With the afterglow of Another Year still washing over me, I re-watched Topsy-Turvy, Leigh’s 1999 Gilbert and Sullivan biopic that remains his closest attempt to a big-budget Hollywood spectacle. Of course, it isn’t one of those, despite the faithful recreations of several of the duo’s productions, full of inspired costumes and ornate set designs. But it is a different experience from all of the other Leigh films I’ve seen, its compelling studies of the two leads competing with charming behind-the-scenes glimpses of the inner workings of late-19th century theater. Its two-and-a-half-hour running time and extended chunks of Gilbert and Sullivan productions make it sound like an insufferably boring thing, but as in Another Year, Leigh’s ability to draw honest performances from his actors turns something bland into meaningful entertainment. Especially wonderful here are Broadbent and Manville, playing against their Another Year roles. Broadbent is the blustery one here; his Gilbert is the epitome of a bitchy artist – fuming over negative reviews, complaining about the trappings of high praise. Manville, as Gilbert’s wife Lucy, delivers a performance full of the pursed looks and defeated sighs of a neglected spouse. In Topsy-Turvy’s penultimate scene, Lucy shares her idea for a play with her husband, as he sits on the side of her separate bed. It’s a deft depiction of a withered relationship before one last song and dance, a snapshot of Leigh and his actors at the top of their game.

Netflix Recap

Stuff that I’ve “watched instantly” recently:

The Hot Chick (2002)

My wife and I were both feeling a bit under the weather, so we thought we’d opt for the dumbest comedy we could find. And when Rob Schneider’s face popped up on our TV screen, cucumbers covering his nipples, his face covered in a mud mask and a “What did I get myself into this time?” expression, we thought we’d found just the right level of idiocy. But after about 20 minutes of The Hot Chick, we were scrambling for the stop button. Here’s the premise: An ancient Abyssinian princess is betrothed to a horrible prince, and escapes her fate by using a pair of magical earrings to switch bodies with her servant. 2,000 years later, these same earrings end up in a New Age Creations-like store at the mall, where they’re shoplifted by a valley girl, who then ends up switching bodies with Clive Maxtone, a mentally disturbed petty thief who fills his bag with nacho cheese when there’s not enough money in the cash register. Adam Sandler shows up at the beginning, as a dreadlocked employee of the mall store, only to blatantly rehash the “you can put your weed in there” SNL sketch, which wasn’t all that funny in the first place. We didn’t last long enough to see what kind of wackiness ensued, but based on the movie poster, I assume it’s a bunch of lightly homophobic gags about how funny it to watch a guy doing girl stuff.

Tender Mercies (1981)

After feeling burned by the comedy route, we took a 180 and checked out this tranquil country drama. While I haven’t seen the much-ballyhooed Crazy Heart, it must be indebted to this powerful character study from director Bruce Beresford. The story of an alcoholic, washed-up country singer who tries to come to terms with his past, with the quietly intense love of a county road motel owner  lighting the way, Tender Mercies could easily have gotten out of hand dramatically (see Exhibit A). But thanks in part to a career-defining turn from Robert Duvall as the main character, Mac Sledge, this is a story of redemptive strength that plays things close to the vest. Awash in craggy, knowing looks, his weathered voice rarely rising above a mumbled twang, Duvall inhabits the space of a guy who’s seen it all, and isn’t all that interested in seeing any of it again. Horton Foote’s Academy Award-winning screenplay is full of simple, profound backs and forths, including the one of the sweetest and most matter-of-fact marriage proposals you’re bound to see. During one of Mac’s bouts of anger, he goes to a bar/restaurant, where he bristles at the waiter’s questions, snapping, “I don’t know what I want yet.” But by the end, as he tosses a football with his stepson, you get the sense that he’s changed his answer.

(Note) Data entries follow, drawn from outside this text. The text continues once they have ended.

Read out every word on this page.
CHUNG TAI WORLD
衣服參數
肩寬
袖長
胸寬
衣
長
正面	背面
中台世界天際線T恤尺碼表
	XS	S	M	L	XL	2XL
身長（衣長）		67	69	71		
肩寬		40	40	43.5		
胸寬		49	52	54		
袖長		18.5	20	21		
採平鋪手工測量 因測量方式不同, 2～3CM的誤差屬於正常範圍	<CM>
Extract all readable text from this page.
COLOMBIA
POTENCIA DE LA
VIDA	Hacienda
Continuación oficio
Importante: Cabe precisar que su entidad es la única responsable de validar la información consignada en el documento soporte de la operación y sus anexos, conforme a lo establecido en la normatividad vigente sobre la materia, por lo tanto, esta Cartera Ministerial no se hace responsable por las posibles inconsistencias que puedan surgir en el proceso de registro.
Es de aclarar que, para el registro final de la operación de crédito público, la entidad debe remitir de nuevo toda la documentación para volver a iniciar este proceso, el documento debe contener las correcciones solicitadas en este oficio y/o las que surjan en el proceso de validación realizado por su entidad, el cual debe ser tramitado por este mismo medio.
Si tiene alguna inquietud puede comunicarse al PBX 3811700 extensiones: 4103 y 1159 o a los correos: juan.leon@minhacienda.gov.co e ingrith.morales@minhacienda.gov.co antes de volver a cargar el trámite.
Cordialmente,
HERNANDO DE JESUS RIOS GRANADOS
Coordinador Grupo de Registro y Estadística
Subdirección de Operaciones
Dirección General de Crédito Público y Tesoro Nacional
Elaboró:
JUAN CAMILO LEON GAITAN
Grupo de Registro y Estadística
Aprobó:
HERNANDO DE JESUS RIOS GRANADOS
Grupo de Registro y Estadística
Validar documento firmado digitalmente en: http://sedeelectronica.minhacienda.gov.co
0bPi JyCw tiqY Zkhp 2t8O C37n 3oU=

Law & Order: Criminal Intent (2001-pres.)

Few things in life are as formulaic as an episode of Law & Order, and the same can be said of its offspring. Criminal Intent, however, is the only version that landed Vincent D’Onofrio, whose performance as Detective Robert Goren crackles with a spastic vulnerability that’s deeper than any L&O character deserves (I will not suffer Chris Noth). Still, everything else is much the same – some unsuspecting folks stumble upon a body, the first suspect isn’t guilty, somebody who shows up for a short period of time early on ends up being the killer, and, of course, they always catch him/her. But there’s something soothing about all of this predictability – if I’m having trouble sleeping, an episode of CI works like a lullaby.

The Conners: A sitcom family in a class of its own.

About a month ago, the magical, free-time-sucking beast that is Netflix’s “Watch Instantly” feature entered my life. As a result, I am reading less, getting seriously disoriented every time I have to go outside, and watching shit like “Legends of the Fall” – now, those Anthony Hopkins stroke-induced facial paralysis scenes are only a click away.

The upside? “Watch Instantly” offers all nine seasons of Roseanne, an example of the rarest thing you’ll ever see on broadcast television – a sitcom that is both wickedly funny and disarmingly realistic. As I started to retrace my steps through the Conner family saga, I wondered if it would still hold up after 20 odd years. Fact is, at its best, the show’s probably even more relevant today, thanks to a markedly un-gimmicky comedic formula. This isn’t a show about middle class Americans with jokes thrown in – the stresses and struggles actually set up the zingers, positioning Rosie and her brood as the kind of people who find their strength through their sense of humor. Instead of wacky misunderstandings, the hilarity stems from the stress of tax day, having a snot-nosed teenager as your boss, and telling your daughter that she doesn’t have a college fund. And as well-crafted as it all is, none of it would’ve translated without such a talented cast – John Goodman and Laurie Metcalf both turn in nuanced, honest and hilarious performances, giving Roseanne a foundation that allows her to just be herself, delivering sarcastic put-downs with a skill that’s yet to be matched by any sitcom star.

After the first five seasons, the writers started to stray from the formula, but some of these diversions are fun, especially a pair of season 7 clip shows that includes Roseanne comparing notes with June Cleaver, Ruth Martin and Norma Arnold, much to their dismay. The drama starts to get laid on a little thick when Dan’s father issues get the best of him, and Darlene’s on-again off-again relationship with David becomes a bit of a bore. But what more could you expect from a show in its seventh, eighth and ninth seasons? The only thing that’s tough to forgive was the temporary replacement of Lecy Goranson, the actress who played Becky, with Sarah Chalke during seasons 6 and 7. It’s never good when shows do this, and especially bad when the new performer changes the way the character behaves – Goranson’s Becky was smart and argumentative; Chalke’s was quiet and passive.

Much has been made of the final season’s lottery storyline and meta-confessional finale, and for good reason. It went against everything that made the show unique, and more importantly, the jokes just weren’t as funny. But taking this journey with the Conners for a second time, rooting for them as they take one step forward and two steps back through season after season, it still feels good to see their dreams come true.